Dans Dernier amour, le compositeur Paul Cédrat sait qu’il va mourir très bientôt. Il décide de se retirer, seul. C’est l’occasion de comprendre pourquoi sa musique déplaît et de rencontrer un dernier amour. Dans ce passage, Paul assiste incognito à l’exécution d’une de ses sonates. L’opus 20 n°6 de Joseph Haydn précède l’exécution de son morceau.
Première lecture :
Paul est dans la salle. En bas. À l’orchestre. Au milieu du huitième rang. Personne ne le connaît. Il est discret. On lui fiche la paix1. Son coeur bat très fort. L’ambiance est un peu particulière. C’est l’été. Il fait chaud. On est au mois d’août. Le 18 exactement. Le public, dans l’ensemble plutôt jeune, est agité. Grande salle pleine. Beaucoup de monde. Pour Paul c’est une première. Jamais aucune de ses oeuvres n’a eu à se mesurer à la très large audience d’un festival d’été. Zurich, 1987.

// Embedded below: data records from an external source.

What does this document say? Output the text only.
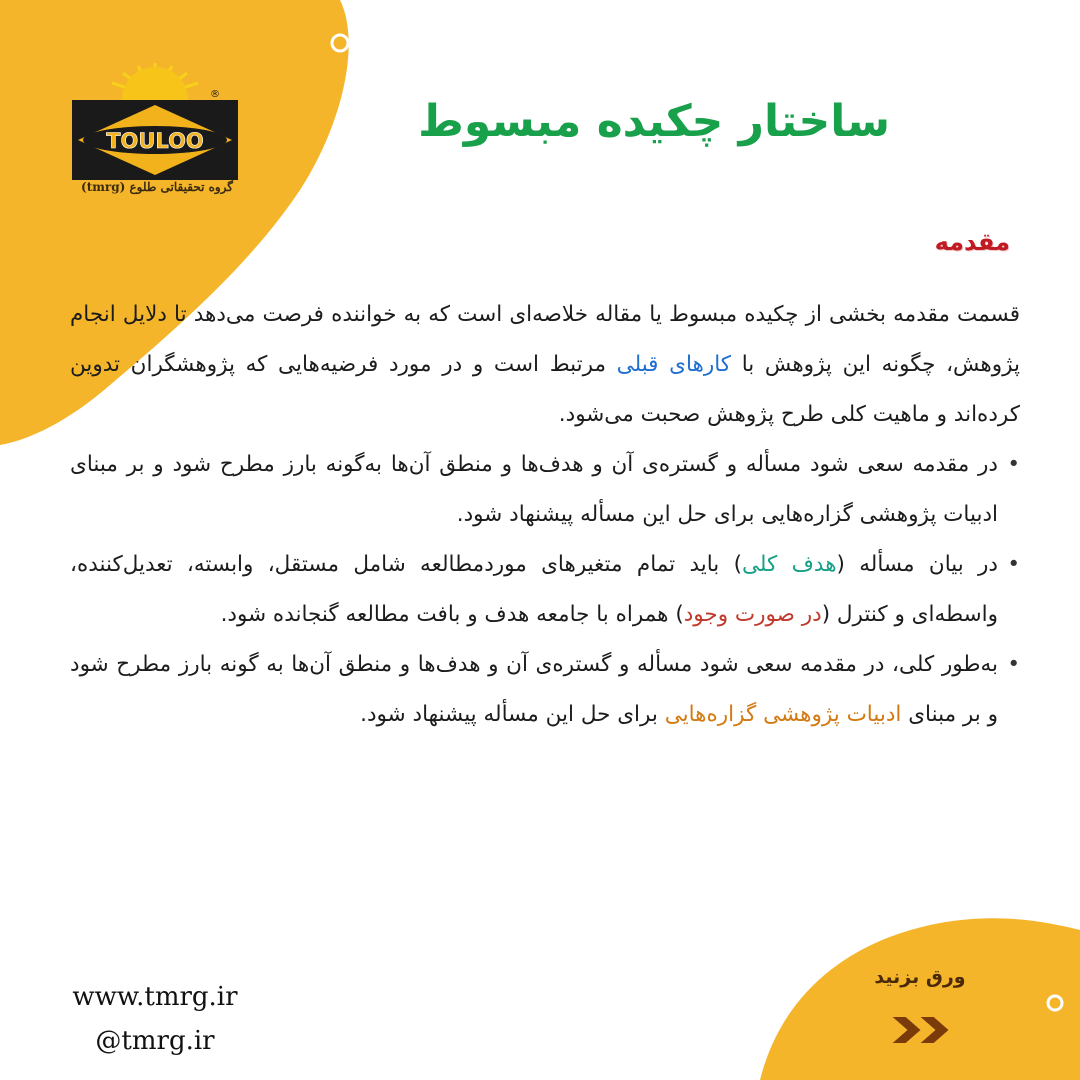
TOULOO
®
گروه تحقیقاتی طلوع (tmrg)
ساختار چکیده مبسوط
مقدمه

قسمت مقدمه بخشی از چکیده مبسوط یا مقاله خلاصه‌ای است که به خواننده فرصت می‌دهد تا دلایل انجام پژوهش، چگونه این پژوهش با کارهای قبلی مرتبط است و در مورد فرضیه‌هایی که پژوهشگران تدوین کرده‌اند و ماهیت کلی طرح پژوهش صحبت می‌شود.

• در مقدمه سعی شود مسأله و گستره‌ی آن و هدف‌ها و منطق آن‌ها به‌گونه بارز مطرح شود و بر مبنای ادبیات پژوهشی گزاره‌هایی برای حل این مسأله پیشنهاد شود.
• در بیان مسأله (هدف کلی) باید تمام متغیرهای موردمطالعه شامل مستقل، وابسته، تعدیل‌کننده، واسطه‌ای و کنترل (در صورت وجود) همراه با جامعه هدف و بافت مطالعه گنجانده شود.
• به‌طور کلی، در مقدمه سعی شود مسأله و گستره‌ی آن و هدف‌ها و منطق آن‌ها به گونه بارز مطرح شود و بر مبنای ادبیات پژوهشی گزاره‌هایی برای حل این مسأله پیشنهاد شود.
www.tmrg.ir
@tmrg.ir
ورق بزنید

Le silence tarde. Se répand dans la salle. Descend sur les têtes. Tape sur les plus distraites. Chacun bientôt se sentira responsable du silence. Pas peu fier de l’avoir obtenu pour eux, les musiciens. Ça y est presque. Quelqu’un tousse une dernière fois puis plus rien. On va pouvoir y aller. Les doigts pressent les cordes sur le manche. Les premières notes sont préformées. On n’attend plus que les archets. Les voilà. La levée de départ est donnée. Ça commence. C’est commencé. Tout compris ça va durer une quinzaine de minutes. Ça va bien se passer. Avec Haydn ça se passe toujours bien. Tout le monde l’aime. Il aimait tout le monde. Quatre mouvements pour ce quatuor en la majeur.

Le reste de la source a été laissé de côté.